Весь вечер Кривицкий ходил по Парижу. Он засматривался на вывески и стоял перед витринами, погружался в раздумья перед афишными тумбами, время от времени заходил в кафе. Иногда просто останавливался на углу какой-нибудь особенно симпатичной старенькой улицы и со вкусом делал глоток из маленькой плоской фляжки. Вечерний город по-другому искрился перед человеком, слегка выпившим; алкоголь приоткрывал перед таким зевакой крохотную дверцу, наглухо закрытую перед трезвенником, являл ему маленький дополнительный оттеночек, прилагаемый к основным цветам. Кривицкий откровенно лакомился Парижем, и те, кто сейчас наблюдал за ним, понимали это.
Болевич следовал за Кривицким в автомобиле. Сам Болевич за руль не садился — чтобы ничто не отвлекало. Руководство ценило в Болевиче его умение подмечать детали; отчасти этим даром поделился с ним его друг Эфрон: они ведь действительно, помимо всего прочего, оба снимались в кино. Хотя роль человека, падающего в пруд с контрабасом в обнимку, мало требовала актерского искусства, она, во всяком случае, давала повод к некоторой работе над собой.
За рулем сидел Кондратьев. Машина слушалась его, как податливая, чуткая к партнеру женщина: легко поворачивала, тихо шуршала по мостовой, беззвучно останавливалась и как призрак трогалась с места. Слежку за объектом поручили не Кондратьеву, его задача — только водить автомобиль, поэтому Кондратьев не слишком задумывался над увиденным. Он следовал по путям Кривицкого по вечерним улицам, не выделяясь среди прочих водителей. Кривицкий слежки не замечал — точнее, он не замечал именно этой машины. Однако в том, что за ним сейчас установлено наблюдение, он, разумеется, не сомневался.
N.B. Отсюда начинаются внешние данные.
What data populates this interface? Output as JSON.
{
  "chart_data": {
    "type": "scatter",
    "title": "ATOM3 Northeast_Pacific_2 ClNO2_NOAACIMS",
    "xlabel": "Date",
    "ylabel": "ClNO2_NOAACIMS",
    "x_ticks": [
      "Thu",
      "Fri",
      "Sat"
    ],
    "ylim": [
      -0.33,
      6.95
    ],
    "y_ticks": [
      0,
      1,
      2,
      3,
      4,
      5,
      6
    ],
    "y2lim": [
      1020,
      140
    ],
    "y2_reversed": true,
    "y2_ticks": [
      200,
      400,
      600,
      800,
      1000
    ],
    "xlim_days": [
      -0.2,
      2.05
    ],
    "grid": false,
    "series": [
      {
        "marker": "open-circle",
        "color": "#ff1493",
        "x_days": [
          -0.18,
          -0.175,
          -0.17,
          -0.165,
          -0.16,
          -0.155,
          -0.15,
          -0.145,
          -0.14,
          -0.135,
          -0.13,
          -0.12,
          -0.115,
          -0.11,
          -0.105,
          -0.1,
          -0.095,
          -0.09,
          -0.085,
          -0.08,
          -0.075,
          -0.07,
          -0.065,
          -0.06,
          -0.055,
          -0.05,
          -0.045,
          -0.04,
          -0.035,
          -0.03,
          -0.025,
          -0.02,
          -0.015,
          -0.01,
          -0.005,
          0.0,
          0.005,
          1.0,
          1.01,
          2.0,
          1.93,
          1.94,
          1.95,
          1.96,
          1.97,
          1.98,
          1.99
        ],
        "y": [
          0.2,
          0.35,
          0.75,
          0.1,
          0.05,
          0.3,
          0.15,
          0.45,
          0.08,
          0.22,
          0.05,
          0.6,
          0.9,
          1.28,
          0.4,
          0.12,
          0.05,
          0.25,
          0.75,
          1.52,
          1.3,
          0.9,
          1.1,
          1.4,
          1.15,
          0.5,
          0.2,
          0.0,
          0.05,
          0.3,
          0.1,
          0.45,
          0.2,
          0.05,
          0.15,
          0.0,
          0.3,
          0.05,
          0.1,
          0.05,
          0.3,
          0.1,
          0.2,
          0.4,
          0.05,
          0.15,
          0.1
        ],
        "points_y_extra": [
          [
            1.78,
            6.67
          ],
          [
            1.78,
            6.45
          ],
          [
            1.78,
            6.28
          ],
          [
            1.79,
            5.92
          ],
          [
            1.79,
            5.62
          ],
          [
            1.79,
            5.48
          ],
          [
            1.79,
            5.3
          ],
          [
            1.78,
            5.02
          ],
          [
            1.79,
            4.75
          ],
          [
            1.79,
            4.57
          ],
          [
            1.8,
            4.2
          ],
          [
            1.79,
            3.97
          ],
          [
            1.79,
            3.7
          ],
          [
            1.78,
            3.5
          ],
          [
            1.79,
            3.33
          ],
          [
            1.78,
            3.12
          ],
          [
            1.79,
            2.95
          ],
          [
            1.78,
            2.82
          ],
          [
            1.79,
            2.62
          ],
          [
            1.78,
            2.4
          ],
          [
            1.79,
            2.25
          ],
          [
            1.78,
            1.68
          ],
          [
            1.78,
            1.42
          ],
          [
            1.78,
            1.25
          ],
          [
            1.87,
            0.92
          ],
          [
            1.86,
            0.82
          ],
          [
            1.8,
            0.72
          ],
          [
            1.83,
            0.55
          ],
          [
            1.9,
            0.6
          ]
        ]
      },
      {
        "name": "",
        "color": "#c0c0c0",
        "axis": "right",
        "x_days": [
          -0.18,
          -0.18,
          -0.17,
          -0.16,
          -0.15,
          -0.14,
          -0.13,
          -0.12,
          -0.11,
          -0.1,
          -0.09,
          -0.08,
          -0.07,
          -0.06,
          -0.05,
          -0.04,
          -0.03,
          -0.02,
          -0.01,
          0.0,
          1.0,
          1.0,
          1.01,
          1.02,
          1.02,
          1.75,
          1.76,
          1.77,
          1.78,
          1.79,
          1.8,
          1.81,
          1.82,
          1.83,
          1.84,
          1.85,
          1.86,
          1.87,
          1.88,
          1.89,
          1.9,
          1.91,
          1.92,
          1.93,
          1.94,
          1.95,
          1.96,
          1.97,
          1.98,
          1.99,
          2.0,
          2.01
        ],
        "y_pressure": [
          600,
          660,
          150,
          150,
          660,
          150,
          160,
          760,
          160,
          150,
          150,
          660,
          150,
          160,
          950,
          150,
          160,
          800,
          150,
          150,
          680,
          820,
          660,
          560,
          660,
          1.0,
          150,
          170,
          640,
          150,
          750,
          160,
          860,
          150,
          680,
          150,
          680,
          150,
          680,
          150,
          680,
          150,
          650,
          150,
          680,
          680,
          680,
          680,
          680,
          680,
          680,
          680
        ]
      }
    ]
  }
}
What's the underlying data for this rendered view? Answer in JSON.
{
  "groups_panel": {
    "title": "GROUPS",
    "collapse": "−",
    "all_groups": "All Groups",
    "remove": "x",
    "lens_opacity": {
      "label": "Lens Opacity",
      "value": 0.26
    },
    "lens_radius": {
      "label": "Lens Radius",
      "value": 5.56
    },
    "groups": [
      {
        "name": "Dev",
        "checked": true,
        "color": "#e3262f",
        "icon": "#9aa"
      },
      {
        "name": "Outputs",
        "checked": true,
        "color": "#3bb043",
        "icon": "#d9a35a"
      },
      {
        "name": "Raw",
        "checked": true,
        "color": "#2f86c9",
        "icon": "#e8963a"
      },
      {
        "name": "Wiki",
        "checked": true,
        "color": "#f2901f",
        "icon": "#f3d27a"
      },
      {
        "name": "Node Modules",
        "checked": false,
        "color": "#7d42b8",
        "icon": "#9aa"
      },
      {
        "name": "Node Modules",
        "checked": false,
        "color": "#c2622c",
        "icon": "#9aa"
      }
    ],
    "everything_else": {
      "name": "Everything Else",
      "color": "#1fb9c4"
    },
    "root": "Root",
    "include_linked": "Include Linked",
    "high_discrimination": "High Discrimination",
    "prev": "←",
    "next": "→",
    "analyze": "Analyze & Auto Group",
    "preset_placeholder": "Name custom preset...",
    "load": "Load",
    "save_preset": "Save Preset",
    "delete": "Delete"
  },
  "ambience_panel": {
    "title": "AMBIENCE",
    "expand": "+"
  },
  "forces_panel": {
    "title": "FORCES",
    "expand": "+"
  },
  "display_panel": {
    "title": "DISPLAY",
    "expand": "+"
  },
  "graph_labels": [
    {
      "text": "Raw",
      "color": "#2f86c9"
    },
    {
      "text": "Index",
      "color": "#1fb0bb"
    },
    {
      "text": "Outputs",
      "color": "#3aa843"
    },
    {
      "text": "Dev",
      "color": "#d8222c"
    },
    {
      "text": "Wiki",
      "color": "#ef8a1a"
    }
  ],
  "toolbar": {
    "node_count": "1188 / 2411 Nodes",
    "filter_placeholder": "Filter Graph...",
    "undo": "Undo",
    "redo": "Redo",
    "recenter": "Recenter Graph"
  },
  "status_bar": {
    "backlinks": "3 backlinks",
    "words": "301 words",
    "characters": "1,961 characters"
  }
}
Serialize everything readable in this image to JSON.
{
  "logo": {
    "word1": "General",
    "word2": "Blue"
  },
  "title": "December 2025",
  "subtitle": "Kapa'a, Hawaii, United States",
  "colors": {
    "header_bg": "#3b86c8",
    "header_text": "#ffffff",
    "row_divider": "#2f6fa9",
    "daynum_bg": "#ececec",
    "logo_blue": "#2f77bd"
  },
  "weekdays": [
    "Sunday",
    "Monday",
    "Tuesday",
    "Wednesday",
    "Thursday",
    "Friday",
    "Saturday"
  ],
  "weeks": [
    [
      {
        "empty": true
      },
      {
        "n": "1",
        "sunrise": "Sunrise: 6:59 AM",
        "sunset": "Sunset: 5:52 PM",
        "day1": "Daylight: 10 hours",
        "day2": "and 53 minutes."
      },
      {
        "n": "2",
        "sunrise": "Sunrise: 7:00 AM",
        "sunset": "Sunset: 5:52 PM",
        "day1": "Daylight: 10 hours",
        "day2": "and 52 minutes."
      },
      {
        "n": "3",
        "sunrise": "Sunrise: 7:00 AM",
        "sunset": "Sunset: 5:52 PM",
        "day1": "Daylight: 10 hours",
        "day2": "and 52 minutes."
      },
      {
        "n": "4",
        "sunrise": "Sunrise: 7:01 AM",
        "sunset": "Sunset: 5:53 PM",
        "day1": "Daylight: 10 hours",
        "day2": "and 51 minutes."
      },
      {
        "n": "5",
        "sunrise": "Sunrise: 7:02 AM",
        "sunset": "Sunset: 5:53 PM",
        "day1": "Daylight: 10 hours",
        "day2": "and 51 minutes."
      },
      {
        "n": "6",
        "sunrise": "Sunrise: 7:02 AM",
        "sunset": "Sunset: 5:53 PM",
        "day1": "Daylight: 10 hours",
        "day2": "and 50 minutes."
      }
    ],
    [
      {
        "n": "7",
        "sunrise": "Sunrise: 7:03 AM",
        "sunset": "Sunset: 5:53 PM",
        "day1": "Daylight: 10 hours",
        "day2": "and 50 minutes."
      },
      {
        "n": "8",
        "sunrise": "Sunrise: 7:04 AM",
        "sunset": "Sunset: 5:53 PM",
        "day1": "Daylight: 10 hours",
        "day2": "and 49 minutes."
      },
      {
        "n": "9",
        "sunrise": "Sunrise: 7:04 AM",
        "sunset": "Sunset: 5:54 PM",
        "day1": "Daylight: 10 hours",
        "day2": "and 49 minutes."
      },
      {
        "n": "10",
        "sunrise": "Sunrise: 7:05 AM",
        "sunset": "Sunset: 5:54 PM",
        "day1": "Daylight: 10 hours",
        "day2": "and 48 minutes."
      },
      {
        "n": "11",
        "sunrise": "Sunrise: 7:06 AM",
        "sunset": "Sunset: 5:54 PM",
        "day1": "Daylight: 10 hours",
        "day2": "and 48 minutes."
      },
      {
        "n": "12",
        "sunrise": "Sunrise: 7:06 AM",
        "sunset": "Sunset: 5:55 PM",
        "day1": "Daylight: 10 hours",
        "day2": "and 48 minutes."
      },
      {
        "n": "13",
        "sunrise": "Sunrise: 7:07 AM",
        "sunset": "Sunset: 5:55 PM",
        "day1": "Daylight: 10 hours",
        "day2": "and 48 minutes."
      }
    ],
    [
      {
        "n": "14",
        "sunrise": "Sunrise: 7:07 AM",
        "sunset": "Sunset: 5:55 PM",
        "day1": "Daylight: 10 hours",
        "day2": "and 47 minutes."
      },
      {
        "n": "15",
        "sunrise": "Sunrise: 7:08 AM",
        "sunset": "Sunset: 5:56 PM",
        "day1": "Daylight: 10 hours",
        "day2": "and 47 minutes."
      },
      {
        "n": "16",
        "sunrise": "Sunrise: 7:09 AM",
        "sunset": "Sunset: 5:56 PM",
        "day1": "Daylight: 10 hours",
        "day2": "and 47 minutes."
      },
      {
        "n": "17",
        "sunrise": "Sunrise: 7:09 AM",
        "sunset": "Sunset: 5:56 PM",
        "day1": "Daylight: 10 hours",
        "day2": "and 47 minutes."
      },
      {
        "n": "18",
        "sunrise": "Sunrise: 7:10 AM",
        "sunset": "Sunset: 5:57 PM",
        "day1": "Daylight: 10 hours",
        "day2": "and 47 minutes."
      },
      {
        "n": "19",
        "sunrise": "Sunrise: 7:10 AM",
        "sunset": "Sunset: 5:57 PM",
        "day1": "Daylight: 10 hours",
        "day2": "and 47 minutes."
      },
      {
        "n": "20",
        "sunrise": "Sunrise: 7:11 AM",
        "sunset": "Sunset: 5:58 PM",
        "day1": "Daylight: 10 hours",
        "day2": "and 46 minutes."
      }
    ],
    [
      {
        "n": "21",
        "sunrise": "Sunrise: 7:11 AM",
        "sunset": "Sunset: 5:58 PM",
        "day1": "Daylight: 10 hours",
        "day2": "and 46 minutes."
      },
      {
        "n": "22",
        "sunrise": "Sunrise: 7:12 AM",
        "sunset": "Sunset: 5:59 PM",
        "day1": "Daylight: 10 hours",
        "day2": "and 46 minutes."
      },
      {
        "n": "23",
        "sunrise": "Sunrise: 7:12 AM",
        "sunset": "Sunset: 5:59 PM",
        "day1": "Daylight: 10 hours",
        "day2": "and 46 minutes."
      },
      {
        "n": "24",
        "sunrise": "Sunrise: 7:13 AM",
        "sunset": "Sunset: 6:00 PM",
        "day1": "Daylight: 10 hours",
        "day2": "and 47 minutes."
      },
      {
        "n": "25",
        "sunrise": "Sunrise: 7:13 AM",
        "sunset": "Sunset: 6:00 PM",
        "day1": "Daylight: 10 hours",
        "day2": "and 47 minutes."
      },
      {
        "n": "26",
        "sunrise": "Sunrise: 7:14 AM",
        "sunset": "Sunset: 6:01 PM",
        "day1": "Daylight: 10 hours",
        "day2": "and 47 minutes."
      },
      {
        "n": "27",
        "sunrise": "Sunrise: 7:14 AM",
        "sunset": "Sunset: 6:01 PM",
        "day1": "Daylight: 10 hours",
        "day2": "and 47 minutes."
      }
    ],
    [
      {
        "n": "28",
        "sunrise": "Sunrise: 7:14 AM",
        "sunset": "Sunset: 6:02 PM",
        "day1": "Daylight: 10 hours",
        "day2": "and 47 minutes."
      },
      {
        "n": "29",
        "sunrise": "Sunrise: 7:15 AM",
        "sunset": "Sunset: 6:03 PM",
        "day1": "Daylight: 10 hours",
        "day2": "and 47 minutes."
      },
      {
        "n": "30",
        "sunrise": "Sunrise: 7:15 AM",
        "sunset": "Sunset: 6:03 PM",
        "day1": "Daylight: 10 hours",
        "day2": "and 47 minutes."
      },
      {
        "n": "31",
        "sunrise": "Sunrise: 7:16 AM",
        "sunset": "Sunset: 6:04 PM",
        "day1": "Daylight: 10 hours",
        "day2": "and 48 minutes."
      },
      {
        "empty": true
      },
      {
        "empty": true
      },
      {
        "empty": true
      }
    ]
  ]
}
И все же один раз зашел в телефонную будку. Быстро набрал номер, закрывая спиной автомат.
Услышал гудки, потом голос Рейсса — встревоженный:
— Алло! Кто это?..
Кривицкий молчал.
— Кто? — повторил Рейсс.
Кривицкий положил трубку и вышел.
Болевич прикусил губу. Он видел, что некий звонок состоялся; видел также, что Кривицкий, кажется, не произнес ни слова. Это могло иметь определенный смысл, но могло вообще не иметь смысла. В любом случае в номере у Кривицкого установлено прослушивающее устройство.
Кривицкий побродил еще немного, а когда стало совсем свежо, отправился в гостиницу. Теперь следить за ним станет и проще, и сложней: одинокий автомобиль, припаркованный под окнами гостиницы, определенно привлечет внимание. Зато и Кривицкий никуда не денется.
Кондратьев зевнул, не скрываясь. Он никогда не роптал, был весьма исполнителен, но великолепная физиология этого человека требовала к себе некоторого уважения. В частности, если Кондратьев хотел спать, удержать его в бодрствующем состоянии не могли ни крепкий кофе, ни коньяк, ни угроза расстрела.
Болевич сказал ему:
— Спите, Кондратьев. Я понаблюдаю.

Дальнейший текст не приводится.